Wird die Ukraine ein Stück näher an die Nato rücken? Die Militärexpertin Claudia Major erklärt, welche Schritte dafür jetzt nötig sind.
Wolodymyr Selenskyj war zuletzt viel auf Reisen: Etliche Nato-Staaten hatte der ukrainische Präsident bereist, um seine Forderungen immer wieder zu unterstreichen: "Wir brauchen ein klares Signal", forderte der Präsident am Montagabend mit Hinblick auf einen möglichen Nato-Beitritt der Ukraine.

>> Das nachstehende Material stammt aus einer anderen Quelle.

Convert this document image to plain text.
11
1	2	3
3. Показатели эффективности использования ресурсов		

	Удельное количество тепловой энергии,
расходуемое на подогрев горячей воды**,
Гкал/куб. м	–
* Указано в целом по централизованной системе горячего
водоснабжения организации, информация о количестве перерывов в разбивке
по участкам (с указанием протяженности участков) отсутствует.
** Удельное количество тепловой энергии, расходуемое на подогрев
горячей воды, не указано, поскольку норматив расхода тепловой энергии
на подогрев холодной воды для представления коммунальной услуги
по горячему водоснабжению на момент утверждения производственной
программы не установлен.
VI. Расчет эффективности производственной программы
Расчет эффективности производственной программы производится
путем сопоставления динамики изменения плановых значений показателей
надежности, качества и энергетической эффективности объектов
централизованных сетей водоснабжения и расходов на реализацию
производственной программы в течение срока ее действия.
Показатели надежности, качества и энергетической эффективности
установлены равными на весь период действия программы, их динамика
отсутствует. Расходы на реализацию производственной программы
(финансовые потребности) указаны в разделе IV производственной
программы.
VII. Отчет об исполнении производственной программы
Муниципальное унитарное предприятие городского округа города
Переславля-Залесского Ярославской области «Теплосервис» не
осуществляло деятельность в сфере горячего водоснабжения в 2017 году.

Doch wie soll das konkret funktionieren? Claudia Major von Stiftung Wissenschaft und Politik glaubt, dass es auch im Interesse der Nato ist, jetzt einen Schritt mehr auf die Ukraine zuzumachen. Im Gespräch mit t-online erläutert die Militärexpertin, wie ein Fahrplan bis zur Mitgliedschaft aussehen könnte, welche Risiken bis dahin zu beachten sind und was sich die Ukraine zusätzlich von dem Gipfel erhoffen kann.
t-online: Frau Major, die Nato wird auf ihrem Gipfel wohl keine offizielle Einladung an die Ukraine aussprechen, dem Bündnis beizutreten. Wird dieser Gipfel eine Enttäuschung für die Ukraine?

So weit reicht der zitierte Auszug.